I went to the First Monday Sound Salon on Tuesday which was held in Brighton. The attendees were all quite advanced, and very diverse in what they are doing. We were given a paper called Urban Sound Planning in Brighton and Hove and a short presentation by Matt Easteal. Matt then took us on a brief tour of Brighton’s Twitterns (alleyways) which are associated with antisocial behaviour and night noise. Part of the councils solution to the problem includes modifying the soundscape – sonic interventions! Brighton is always good fun, so we visited “Quadrophenia Alley”, a mod shrine, with worldwide scooter club stickers up the lamposts.
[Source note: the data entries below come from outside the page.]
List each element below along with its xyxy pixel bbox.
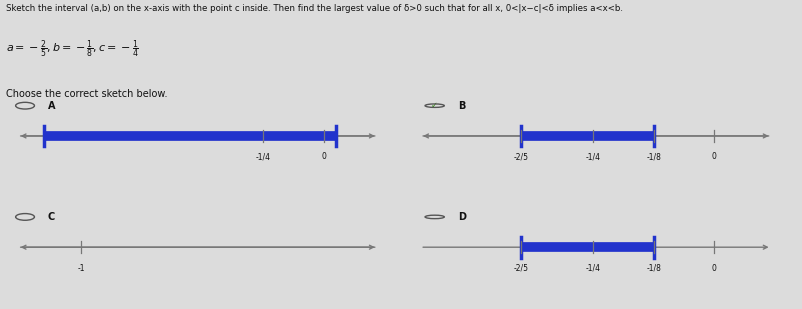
Text: -2/5: -2/5 bbox=[514, 152, 529, 161]
Text: A: A bbox=[47, 101, 55, 111]
Text: -1: -1 bbox=[77, 264, 85, 273]
Text: D: D bbox=[458, 212, 466, 222]
Text: Sketch the interval (a,b) on the x-axis with the point c inside. Then find the l: Sketch the interval (a,b) on the x-axis … bbox=[6, 4, 623, 13]
Text: $a=-\frac{2}{5}, b=-\frac{1}{8}, c=-\frac{1}{4}$: $a=-\frac{2}{5}, b=-\frac{1}{8}, c=-\fra… bbox=[6, 39, 140, 60]
Text: 0: 0 bbox=[711, 152, 716, 161]
Text: B: B bbox=[458, 101, 465, 111]
Text: ✓: ✓ bbox=[431, 101, 438, 110]
Text: -2/5: -2/5 bbox=[514, 264, 529, 273]
Text: 0: 0 bbox=[322, 152, 326, 161]
Text: -1/8: -1/8 bbox=[646, 152, 661, 161]
Text: C: C bbox=[47, 212, 55, 222]
Text: -1/4: -1/4 bbox=[586, 264, 601, 273]
Text: Choose the correct sketch below.: Choose the correct sketch below. bbox=[6, 89, 168, 99]
Text: -1/8: -1/8 bbox=[646, 264, 661, 273]
Text: 0: 0 bbox=[711, 264, 716, 273]
Text: -1/4: -1/4 bbox=[586, 152, 601, 161]
Text: -1/4: -1/4 bbox=[256, 152, 271, 161]
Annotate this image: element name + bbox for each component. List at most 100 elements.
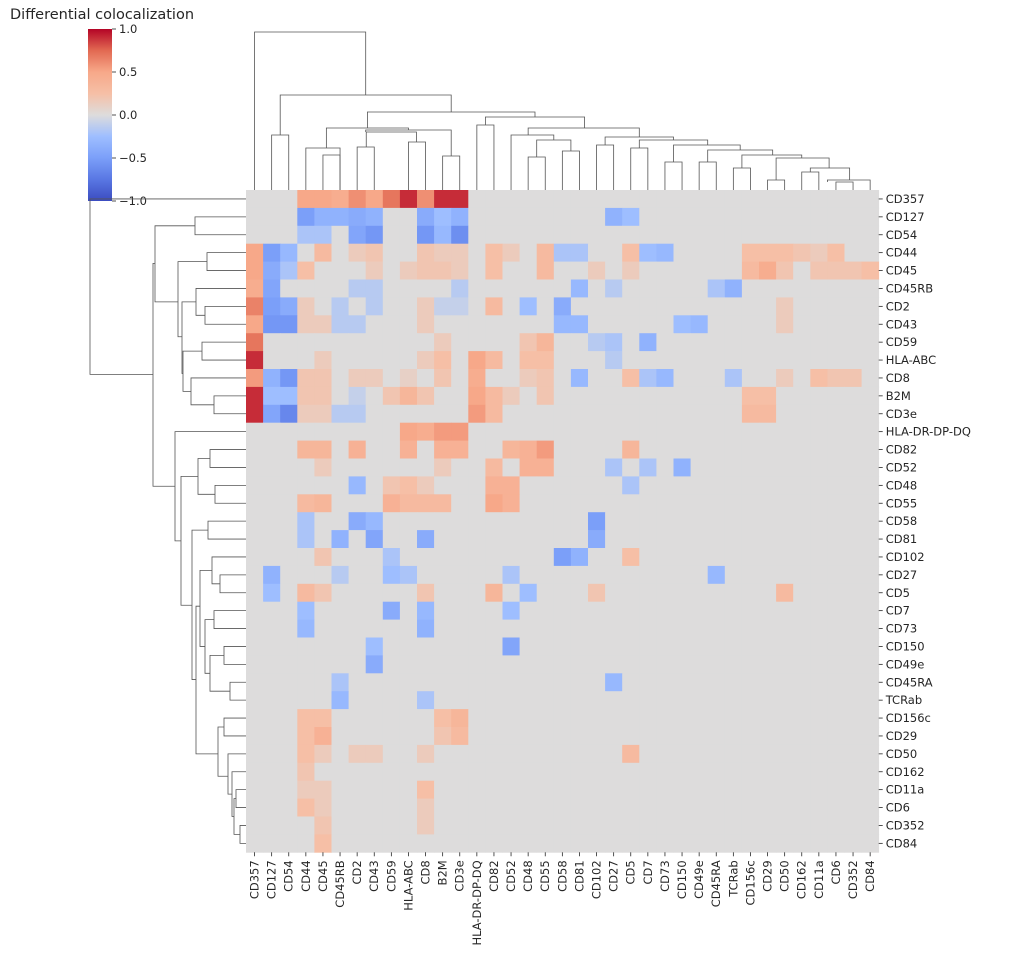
heatmap-cell xyxy=(434,798,452,817)
dendrogram-link xyxy=(827,179,871,190)
heatmap-cell xyxy=(724,494,743,513)
heatmap-cell xyxy=(417,351,435,370)
heatmap-cell xyxy=(810,637,828,656)
heatmap-cell xyxy=(502,655,520,674)
heatmap-cell xyxy=(827,225,845,245)
dendrogram-link xyxy=(239,825,246,844)
heatmap-cell xyxy=(776,207,794,227)
heatmap-cell xyxy=(707,780,726,799)
heatmap-cell xyxy=(810,404,828,424)
heatmap-cell xyxy=(314,494,332,513)
heatmap-cell xyxy=(844,709,862,728)
heatmap-cell xyxy=(776,619,794,638)
heatmap-cell xyxy=(502,190,520,209)
heatmap-cell xyxy=(759,798,777,817)
heatmap-cell xyxy=(861,333,880,352)
dendrogram-link xyxy=(227,753,246,795)
heatmap-cell xyxy=(810,440,828,459)
heatmap-cell xyxy=(382,243,401,262)
heatmap-cell xyxy=(348,404,367,424)
heatmap-cell xyxy=(502,798,520,817)
heatmap-cell xyxy=(399,351,418,370)
colorbar-gradient xyxy=(88,29,112,201)
heatmap-cell xyxy=(861,476,880,495)
dendrogram-link xyxy=(213,395,246,415)
heatmap-cell xyxy=(451,422,469,441)
heatmap-cell xyxy=(776,709,794,728)
heatmap-cell xyxy=(348,601,367,620)
column-label: CD3e xyxy=(453,860,467,891)
heatmap-cell xyxy=(502,530,520,549)
column-label: CD50 xyxy=(778,860,792,892)
heatmap-cell xyxy=(536,440,555,459)
heatmap-cell xyxy=(622,225,640,245)
heatmap-cell xyxy=(639,422,657,441)
dendrogram-link xyxy=(367,111,536,128)
heatmap-cell xyxy=(724,404,743,424)
heatmap-cell xyxy=(502,315,520,334)
heatmap-cell xyxy=(553,565,572,585)
heatmap-cell xyxy=(451,673,469,692)
heatmap-cell xyxy=(827,816,845,835)
heatmap-cell xyxy=(536,458,555,477)
heatmap-cell xyxy=(741,476,760,495)
heatmap-cell xyxy=(485,422,503,441)
heatmap-cell xyxy=(861,619,880,638)
heatmap-cell xyxy=(673,190,691,209)
heatmap-cell xyxy=(810,655,828,674)
heatmap-cell xyxy=(673,297,691,316)
heatmap-cell xyxy=(759,494,777,513)
row-label: CD2 xyxy=(886,299,910,313)
heatmap-cell xyxy=(536,816,555,835)
heatmap-cell xyxy=(673,673,691,692)
heatmap-cell xyxy=(810,297,828,316)
heatmap-cell xyxy=(673,369,691,388)
heatmap-cell xyxy=(622,798,640,817)
heatmap-cell xyxy=(588,476,606,495)
heatmap-cell xyxy=(724,315,743,334)
heatmap-cell xyxy=(519,297,538,316)
heatmap-cell xyxy=(810,691,828,710)
heatmap-cell xyxy=(502,762,520,782)
heatmap-cell xyxy=(707,404,726,424)
heatmap-cell xyxy=(810,190,828,209)
heatmap-cell xyxy=(759,207,777,227)
heatmap-cell xyxy=(246,207,264,227)
column-label: CD7 xyxy=(641,860,655,884)
heatmap-cell xyxy=(468,369,486,388)
heatmap-cell xyxy=(656,530,674,549)
heatmap-cell xyxy=(827,404,845,424)
heatmap-cell xyxy=(810,458,828,477)
heatmap-cell xyxy=(639,691,657,710)
heatmap-cell xyxy=(536,225,555,245)
heatmap-cell xyxy=(451,655,469,674)
heatmap-cell xyxy=(519,351,538,370)
heatmap-cell xyxy=(502,440,520,459)
heatmap-cell xyxy=(434,279,452,298)
column-label: HLA-DR-DP-DQ xyxy=(470,860,484,945)
heatmap-cell xyxy=(793,369,811,388)
heatmap-cell xyxy=(605,637,623,656)
heatmap-cell xyxy=(519,207,538,227)
heatmap-cell xyxy=(246,369,264,388)
heatmap-cell xyxy=(810,351,828,370)
heatmap-cell xyxy=(297,816,315,835)
heatmap-cell xyxy=(724,601,743,620)
heatmap-cell xyxy=(246,458,264,477)
heatmap-cell xyxy=(502,351,520,370)
row-label: CD45 xyxy=(886,264,918,278)
heatmap-cell xyxy=(536,243,555,262)
heatmap-cell xyxy=(553,637,572,656)
heatmap-cell xyxy=(793,834,811,853)
heatmap-cell xyxy=(434,261,452,280)
heatmap-cell xyxy=(570,530,589,549)
heatmap-cell xyxy=(485,333,503,352)
dendrogram-link xyxy=(809,167,851,180)
heatmap-cell xyxy=(793,709,811,728)
heatmap-cell xyxy=(297,297,315,316)
heatmap-cell xyxy=(382,798,401,817)
heatmap-cell xyxy=(656,207,674,227)
heatmap-cell xyxy=(417,190,435,209)
heatmap-cell xyxy=(519,369,538,388)
heatmap-cell xyxy=(297,190,315,209)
We also downloaded the Giddy Brighton app which hosts oral histories of teenage memories from the post-war years. It was launched as part of Brighton Festival 2016. One of the creators, Carina Westling, was on hand to explain it. Carina also gave me some good advice on how to apply for lottery funding.
In the pub afterwards I had a long conversation with Miranda Diboll who told me about her Britpop Camden audio tour. I downloaded the tour from the VoiceMap app, and went on the tour yesterday.
As suggested I listened to Miranda’s special Spotify playlist: Britpop Camden Voicemap on the train on the way to the walk. This was an fascinating walk around an area I haven’t been to for a while. Miranda’s knowledge and personal memories really put a different slant on my perceptions of the area.
In the walk Miranda says that Out on the Floor Records has been there for as long as she can remember, and is the place to look for some Britpop gems. I gave my photo the retro look to help you go back to the 1990s. One of the advantages of these audio tours is that you can shut down the app, do something else, and then resume later. I had a great meal just a few doors along from this record shop. Quite apart from the walk itself these tours send you down streets you wouldn’t have explored otherwise.
In the mid 90s Miranda says that you could mix with Britpop stars in the Good Mixer – not many people knew who they were.
Creation Records, formed by Alan McGee were once above this shop. Nearing bankruptcy in 1993 he signed Oasis and hit the jackpot.
I won’t give away anymore of the Britpop Camden Voicemap tour – try it for yourself, I thought it was really interesting.